1.-Convolutional networks have been getting deeper over time to improve performance on ImageNet classification.

2.-The work evaluates convolutional networks of different depths on ImageNet that share the same architecture design except for depth.

3.-Models are much deeper compared to prior state-of-the-art like AlexNet.

4.-Deeper features are evaluated on other datasets.

5.-Models were made publicly available for the community to download and use.

6.-A single family of networks is explored where only the depth differs, fixing other key design choices.

7.-Very small 3x3 convolutional kernels are used in all layers with stride 1, differing from prior work.

8.-Other conventional details are used like max pooling, dropout, fully connected layers, with the last layer performing classification.

9.-Stacked 3x3 conv layers without pooling in between have a larger receptive field than a single layer.

10.-Stacked 3x3 layers have more non-linearity making the decision function more discriminative, and have fewer parameters.

11.-Committing to 3x3 kernels throughout makes architecture design easier.

12.-Architectures are constructed by starting with 11 layers and injecting more 3x3 conv layers to get 13, 16, 19 layers.

13.-Input is a fixed 224x224 image. Conventional approach is rescaling to preserve aspect ratio then taking a random crop.

14.-Multi-scale training is used, rescaling each image to a randomly sampled size between 256-512 before taking a fixed crop.

15.-Standard augmentation like horizontal flips and RGB offsets are used, but no advanced automatic distortions.

16.-Networks are optimized with mini-batch gradient descent with momentum. Convergence is fast in ~74 epochs due to small kernels.

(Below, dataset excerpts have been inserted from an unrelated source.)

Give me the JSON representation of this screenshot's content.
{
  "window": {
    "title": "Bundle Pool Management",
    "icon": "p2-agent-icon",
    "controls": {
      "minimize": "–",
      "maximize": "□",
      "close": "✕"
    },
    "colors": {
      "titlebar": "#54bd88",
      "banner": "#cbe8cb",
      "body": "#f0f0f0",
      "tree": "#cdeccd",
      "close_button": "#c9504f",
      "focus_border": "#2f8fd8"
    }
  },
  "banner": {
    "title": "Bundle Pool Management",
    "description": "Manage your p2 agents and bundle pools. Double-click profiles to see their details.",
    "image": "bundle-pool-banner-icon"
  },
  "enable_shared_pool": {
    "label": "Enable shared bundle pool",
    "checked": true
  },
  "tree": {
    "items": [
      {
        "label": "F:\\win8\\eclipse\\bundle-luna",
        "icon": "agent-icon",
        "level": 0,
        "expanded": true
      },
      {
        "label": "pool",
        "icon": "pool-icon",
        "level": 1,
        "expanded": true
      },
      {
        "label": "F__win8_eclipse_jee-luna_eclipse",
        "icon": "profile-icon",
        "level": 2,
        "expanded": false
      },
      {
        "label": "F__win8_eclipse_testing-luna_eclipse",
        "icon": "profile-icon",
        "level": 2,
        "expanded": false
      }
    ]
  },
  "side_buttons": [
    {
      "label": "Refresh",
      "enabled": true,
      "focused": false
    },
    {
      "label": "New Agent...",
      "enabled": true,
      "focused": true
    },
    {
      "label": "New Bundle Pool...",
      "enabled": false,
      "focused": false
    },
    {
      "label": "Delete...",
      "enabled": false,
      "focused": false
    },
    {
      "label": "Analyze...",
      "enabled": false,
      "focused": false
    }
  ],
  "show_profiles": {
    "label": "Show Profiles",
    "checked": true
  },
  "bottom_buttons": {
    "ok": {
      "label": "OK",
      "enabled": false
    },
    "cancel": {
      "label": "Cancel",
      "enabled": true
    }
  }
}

17.-11-layer model is initialized from Gaussian and used to initialize deeper nets without fixing the layers.

18.-Entirely random initialization per layer is also possible if scaled to preserve magnitudes.

19.-Two testing approaches: Random crop sampling with prediction combination, and fully convolutional evaluation to get class score maps.

20.-Both testing approaches are tried along with combining their predictions. Multi-scale evaluation by applying to multiple resolutions helps.

21.-Implementation used modified Caffe toolbox supporting multiple GPUs with synchronous data parallelism. 3.7x speedup with 4 GPUs.

22.-Results show depth is important, with 16 and 19-layer nets beating 11-layer nets substantially. Multi-scale training and testing help.

23.-Dense evaluation and multiple crop evaluation yield comparable results and are complementary when combined.

24.-The approach won the 2014 ImageNet localization challenge and got 2nd in classification after GoogleNet. Single model got 7% error.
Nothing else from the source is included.